Negotiating the field of dietary misinformation is a treacherous road. Ben Coomber’s guidelines will give you a successful path through the evidence based fitness mud.

Nutrition and fitness is no longer kitchen-specific. It’s become something that’s analyzed in a lab. Every day scientists find something new, but we’re often presented with conflicting information. Eggs are bad. Eggs are good. Alcohol will kill you. A glass of wine keeps you alive longer. Eat margarine. No, wait, butter. Red meat is good, but only once a week.

It can be difficult to know what you’re supposed to do, and there’s too much information available to comb through it all, but I can give you a science cheat sheet, which lets you know what you should look out for. Follow these rules to stay one step ahead.

 

The ultimate evidence based fitness and nutrition cheat sheet

 

evidence based fitness and nutrition

 

Science doesn’t know everything

Science doesn’t deal with the word ‘proof’. It deals with evidence in degrees of strength, but never proof because things cannot be proven. Mentioning proof with headlines like ‘science proves sugar gives you diabetes’ is always done from a position of emotion or bias. These articles are not trying to spread correct information – they are spreading their beliefs.

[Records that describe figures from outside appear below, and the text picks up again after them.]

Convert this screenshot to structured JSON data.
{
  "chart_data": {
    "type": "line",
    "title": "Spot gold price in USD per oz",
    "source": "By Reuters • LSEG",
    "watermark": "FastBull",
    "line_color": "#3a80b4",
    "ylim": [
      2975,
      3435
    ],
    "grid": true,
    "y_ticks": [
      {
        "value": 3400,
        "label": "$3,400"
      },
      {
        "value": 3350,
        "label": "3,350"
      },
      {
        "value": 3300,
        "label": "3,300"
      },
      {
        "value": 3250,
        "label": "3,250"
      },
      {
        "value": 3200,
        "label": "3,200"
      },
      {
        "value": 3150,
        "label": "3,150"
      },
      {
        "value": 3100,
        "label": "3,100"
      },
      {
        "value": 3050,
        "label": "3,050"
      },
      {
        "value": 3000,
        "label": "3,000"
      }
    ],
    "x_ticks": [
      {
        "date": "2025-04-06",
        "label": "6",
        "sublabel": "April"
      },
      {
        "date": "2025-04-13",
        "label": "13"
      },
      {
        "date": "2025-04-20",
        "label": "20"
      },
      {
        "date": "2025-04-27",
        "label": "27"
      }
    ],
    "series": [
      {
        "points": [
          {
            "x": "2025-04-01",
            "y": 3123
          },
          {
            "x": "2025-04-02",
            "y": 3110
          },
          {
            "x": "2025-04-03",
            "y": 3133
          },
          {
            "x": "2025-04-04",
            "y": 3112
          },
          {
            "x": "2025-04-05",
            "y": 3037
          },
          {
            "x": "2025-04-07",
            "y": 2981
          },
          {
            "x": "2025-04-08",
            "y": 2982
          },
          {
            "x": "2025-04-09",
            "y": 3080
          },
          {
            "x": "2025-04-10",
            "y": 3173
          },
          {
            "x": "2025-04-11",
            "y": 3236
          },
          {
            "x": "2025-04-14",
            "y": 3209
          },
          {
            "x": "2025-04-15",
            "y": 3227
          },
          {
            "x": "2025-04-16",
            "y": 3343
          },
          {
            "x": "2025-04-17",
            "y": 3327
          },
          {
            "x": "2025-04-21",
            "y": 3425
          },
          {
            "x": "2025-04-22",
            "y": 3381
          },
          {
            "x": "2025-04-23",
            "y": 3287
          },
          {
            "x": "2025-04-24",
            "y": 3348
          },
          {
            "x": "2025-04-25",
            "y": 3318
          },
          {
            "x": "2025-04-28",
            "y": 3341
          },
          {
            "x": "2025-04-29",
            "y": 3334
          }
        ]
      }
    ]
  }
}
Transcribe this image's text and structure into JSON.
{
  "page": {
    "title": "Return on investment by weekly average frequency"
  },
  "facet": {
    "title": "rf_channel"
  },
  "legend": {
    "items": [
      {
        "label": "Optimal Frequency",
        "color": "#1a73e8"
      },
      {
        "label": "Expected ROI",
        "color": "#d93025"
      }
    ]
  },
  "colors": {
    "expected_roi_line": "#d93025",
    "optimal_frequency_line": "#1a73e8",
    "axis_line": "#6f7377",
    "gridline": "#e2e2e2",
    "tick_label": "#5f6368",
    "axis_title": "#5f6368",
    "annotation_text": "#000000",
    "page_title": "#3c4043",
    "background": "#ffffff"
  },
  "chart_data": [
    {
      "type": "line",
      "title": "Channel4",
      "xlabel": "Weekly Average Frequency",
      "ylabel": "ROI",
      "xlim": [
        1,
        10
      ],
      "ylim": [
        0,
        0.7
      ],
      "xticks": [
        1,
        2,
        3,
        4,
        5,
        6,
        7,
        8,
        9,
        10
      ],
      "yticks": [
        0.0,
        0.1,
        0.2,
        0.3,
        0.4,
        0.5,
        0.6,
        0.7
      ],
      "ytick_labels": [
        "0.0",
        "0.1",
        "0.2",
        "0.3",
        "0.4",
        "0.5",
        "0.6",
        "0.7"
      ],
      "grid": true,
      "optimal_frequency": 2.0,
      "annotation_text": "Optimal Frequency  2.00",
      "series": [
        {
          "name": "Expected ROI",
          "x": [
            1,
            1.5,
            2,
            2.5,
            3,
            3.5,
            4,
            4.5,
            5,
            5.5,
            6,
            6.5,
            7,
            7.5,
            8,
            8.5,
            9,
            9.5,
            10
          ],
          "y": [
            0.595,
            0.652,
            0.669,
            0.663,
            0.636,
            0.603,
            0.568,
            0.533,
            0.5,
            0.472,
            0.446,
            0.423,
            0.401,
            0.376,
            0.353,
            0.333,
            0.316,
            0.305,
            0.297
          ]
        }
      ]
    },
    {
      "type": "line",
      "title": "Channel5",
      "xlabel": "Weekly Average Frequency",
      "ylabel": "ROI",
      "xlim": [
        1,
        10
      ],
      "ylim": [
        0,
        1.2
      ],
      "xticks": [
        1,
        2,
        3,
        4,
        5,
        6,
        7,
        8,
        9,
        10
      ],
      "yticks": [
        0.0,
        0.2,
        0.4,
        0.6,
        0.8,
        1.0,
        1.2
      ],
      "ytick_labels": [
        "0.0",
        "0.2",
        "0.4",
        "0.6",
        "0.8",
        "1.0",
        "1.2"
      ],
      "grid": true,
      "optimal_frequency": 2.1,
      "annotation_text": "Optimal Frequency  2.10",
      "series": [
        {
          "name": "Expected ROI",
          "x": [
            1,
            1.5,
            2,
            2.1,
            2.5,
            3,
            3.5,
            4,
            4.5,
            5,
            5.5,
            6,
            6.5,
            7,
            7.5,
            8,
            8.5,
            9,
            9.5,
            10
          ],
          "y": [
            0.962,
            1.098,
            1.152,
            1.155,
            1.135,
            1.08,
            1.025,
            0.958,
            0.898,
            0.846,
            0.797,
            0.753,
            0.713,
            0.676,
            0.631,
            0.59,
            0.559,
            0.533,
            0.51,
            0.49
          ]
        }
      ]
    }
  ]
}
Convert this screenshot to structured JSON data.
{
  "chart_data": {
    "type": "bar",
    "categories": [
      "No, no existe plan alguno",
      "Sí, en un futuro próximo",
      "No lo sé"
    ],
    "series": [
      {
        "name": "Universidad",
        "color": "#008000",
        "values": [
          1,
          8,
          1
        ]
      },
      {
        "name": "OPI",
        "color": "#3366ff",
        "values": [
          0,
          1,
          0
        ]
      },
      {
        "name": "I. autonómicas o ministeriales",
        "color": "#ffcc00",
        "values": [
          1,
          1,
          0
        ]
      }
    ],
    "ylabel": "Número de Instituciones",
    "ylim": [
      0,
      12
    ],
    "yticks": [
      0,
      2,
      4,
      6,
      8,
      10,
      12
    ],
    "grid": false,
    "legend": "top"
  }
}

Remember that good science is constantly trying to get us one step closer to the truth, rather than trying to paint an absolute picture. Science has no bias. The data is the data. Bias only comes from people

 

Check the sources

Always look for sources of the research and check them. If there are no references to scientific data, that’s no different to me knocking on your door with some magic beans and telling you that they work. So, does the article have references? That’s great, but check them. They could be their friend’s blog and not evidence based scientific journals.

 

Are the studies relevant?

A lot of nutritional studies are done on rats. The problem is, you are not a rat, and your digestive system and metabolism work differently. Rat studies are interesting, but finding evidence on human trials is better. So, was the study done on humans? Check. But wait. Was it in vitro (where human cells are removed and placed in a Petri dish) or ex vitro?

Your body doesn’t do things in isolation – it works as a unit. Lab studies done in Petri dishes are very easy to manipulate if a researcher wants a certain result. I would avoid these studies and look for ex vitro or real-world data.

 

The population

So the study was done on humans, perfect. But were they healthy and of a similar background to you, i.e. age, training history etc? This is important as the research has to be relevant to you. Paying attention to studies done on people 40 years older than you might not be relevant and not the evidence based information that you are looking for.

 

evidence based fitness science

 

Dosages

Was the dose used sensible? Consuming too much of anything is a bad thing, so see if the dosages they used were relevant to the conversation and they are normal or moderate.

A great example of this is when people lose their minds about diet soda being bad for you because of science that fed their subjects 100x the dose of sweetener that a human would practically consume in a day. Always look for the practical application. Can you safely drink one diet soda a day to help with your weight loss and sweet tooth? Yes, that’s almost definitely safe. Now if you were dead set on drinking 20 cans a day, we might have a problem.

Ultimately, common sense needs to come into play when dealing with nutritional science. It’s not too long ago that innocent and well-meaning nutritionists were telling you to eat six meals per day – this has since been debunked. We have all been wrong before. The funny thing is, this claim was never actually backed by data, but it was repeated enough that it became common knowledge. See how misinformation gains traction?

Science is continuously evolving and doesn’t care about anyone’s feelings. Try not to hold on to your opinions so dearly that you can’t change your mind in light of new evidence. The likelihood is that you’ll need to at some point.